En ce mois de septembre, l’hiver polaire touche à sa fin en terre Adélie, dans l’est de l’Antarctique. Louis trouve un charme fou à son cadre de travail. Autour de la station Dumont-d’Urville, à deux pas des colonies de manchots, l’été sera bientôt là, avec ses pics à 5 °C qui finiront de dissiper la glace de mer. « C’est un plaisir d’être ici », glisse par téléphone l’électronicien, qui préfère ne pas donner son nom de famille.

Louis a débarqué sur la base française en 2022. Le jeune homme avait postulé trois fois sans succès aux offres de l’Institut polaire français Paul-Emile-Victor (IPEV), un organisme public créé en 1992 pour piloter la recherche dans les pôles. Chaque année, entre 600 et 700 candidats tentent leur chance. Comme trente à quarante jeunes par an, Louis a fini par décrocher le Graal : un an de mission au pôle Sud. De lui dépend l’envoi de données à des chercheurs du monde entier, notamment sur les mouvements de la croûte terrestre.

Ces derniers mois, pourtant, un feu inédit couve sous la glace : la naissance d’un conflit social. L’institut confie ses programmes en Antarctique à des volontaires de service civique (VSC), un statut qui permet d’effectuer des missions d’intérêt général mais qui ne relève pas du droit du travail.

Or, depuis juin, 36 volontaires actuels ou passés, souvent bardés de diplômes, dénoncent un statut précaire inadapté aux responsabilités qui leur sont confiées. « L’IPEV traîne cette casserole depuis longtemps. Il est temps que cela change », assène Louis. Dans une mise en demeure envoyée à la direction le 4 septembre, les membres du collectif demandent à devenir salariés. Un séisme pour l’institut, qui persiste à penser que le caractère extraordinaire des missions est la meilleure des rétributions.

Les « petites mains » des terres australes

Pendant des années, les volontaires ont partagé ce point de vue. Quand il s’engage, en 2022, dans les pas de Paul-Emile Victor, l’explorateur des pôles, Virgile Legendre réalise un rêve. Ce chimiste de l’atmosphère de 29 ans décolle pour La Réunion. S’ensuivent près de vingt jours de mer, escales comprises, puis un vol en hélicoptère jusqu’à l’île Amsterdam, un caillou volcanique fouetté par les vents des quarantièmes rugissants, où l’IPEV possède une base.

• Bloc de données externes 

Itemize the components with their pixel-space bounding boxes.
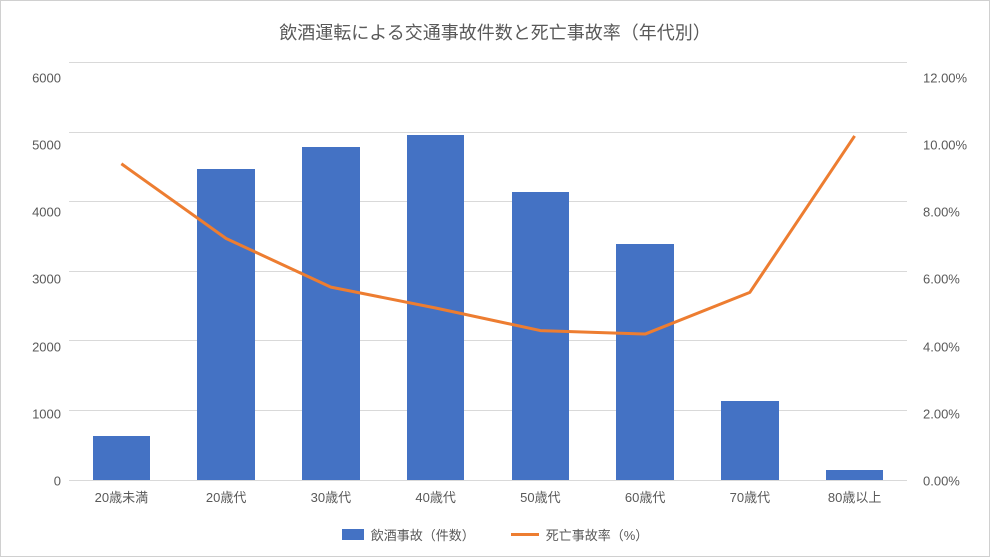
legend-label-bar: 飲酒事故（件数）	[371, 525, 475, 544]
y-right-tick: 6.00%	[923, 272, 975, 287]
y-left-tick: 0	[15, 473, 61, 488]
y-axis-left-labels: 0100020003000400050006000	[15, 63, 61, 481]
x-tick: 30歳代	[279, 487, 384, 506]
y-left-tick: 5000	[15, 138, 61, 153]
legend-item-bar: 飲酒事故（件数）	[342, 525, 475, 544]
legend-label-line: 死亡事故率（%）	[546, 525, 649, 544]
y-right-tick: 10.00%	[923, 138, 975, 153]
legend-item-line: 死亡事故率（%）	[511, 525, 649, 544]
y-right-tick: 12.00%	[923, 71, 975, 86]
y-right-tick: 8.00%	[923, 205, 975, 220]
y-right-tick: 2.00%	[923, 406, 975, 421]
x-tick: 20歳代	[174, 487, 279, 506]
line-series	[69, 63, 907, 480]
y-left-tick: 6000	[15, 71, 61, 86]
x-tick: 40歳代	[383, 487, 488, 506]
line-path	[121, 136, 854, 334]
chart-title: 飲酒運転による交通事故件数と死亡事故率（年代別）	[15, 19, 975, 45]
x-tick: 20歳未満	[69, 487, 174, 506]
y-right-tick: 0.00%	[923, 473, 975, 488]
chart-container: 飲酒運転による交通事故件数と死亡事故率（年代別） 0 1000 2000 3000 40…	[0, 0, 990, 557]
x-tick: 80歳以上	[802, 487, 907, 506]
y-left-tick: 1000	[15, 406, 61, 421]
x-axis-labels: 20歳未満20歳代30歳代40歳代50歳代60歳代70歳代80歳以上	[69, 487, 907, 506]
y-right-tick: 4.00%	[923, 339, 975, 354]
x-tick: 60歳代	[593, 487, 698, 506]
plot-wrap: 0100020003000400050006000 0.00%2.00%4.00…	[15, 63, 975, 481]
plot-area	[69, 63, 907, 481]
legend: 飲酒事故（件数） 死亡事故率（%）	[15, 525, 975, 544]
y-axis-right-labels: 0.00%2.00%4.00%6.00%8.00%10.00%12.00%	[915, 63, 975, 481]
y-left-tick: 4000	[15, 205, 61, 220]
legend-swatch-bar	[342, 529, 364, 540]
y-left-tick: 2000	[15, 339, 61, 354]
x-tick: 70歳代	[698, 487, 803, 506]
legend-swatch-line	[511, 533, 539, 536]
y-left-tick: 3000	[15, 272, 61, 287]
x-tick: 50歳代	[488, 487, 593, 506]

Le statut de VSC et sa maigre rémunération – autour de 1 050 euros net par mois, 300 euros en dessous du smic – lui paraissaient certes incongrus, compte tenu de ses compétences : diplôme d’ingénieur, master au Royaume-Uni, expérience au Commissariat à l’énergie atomique… « Mais je m’en fichais un peu car aucun d’entre nous ne se lance dans cette aventure pour l’argent », se souvient-il.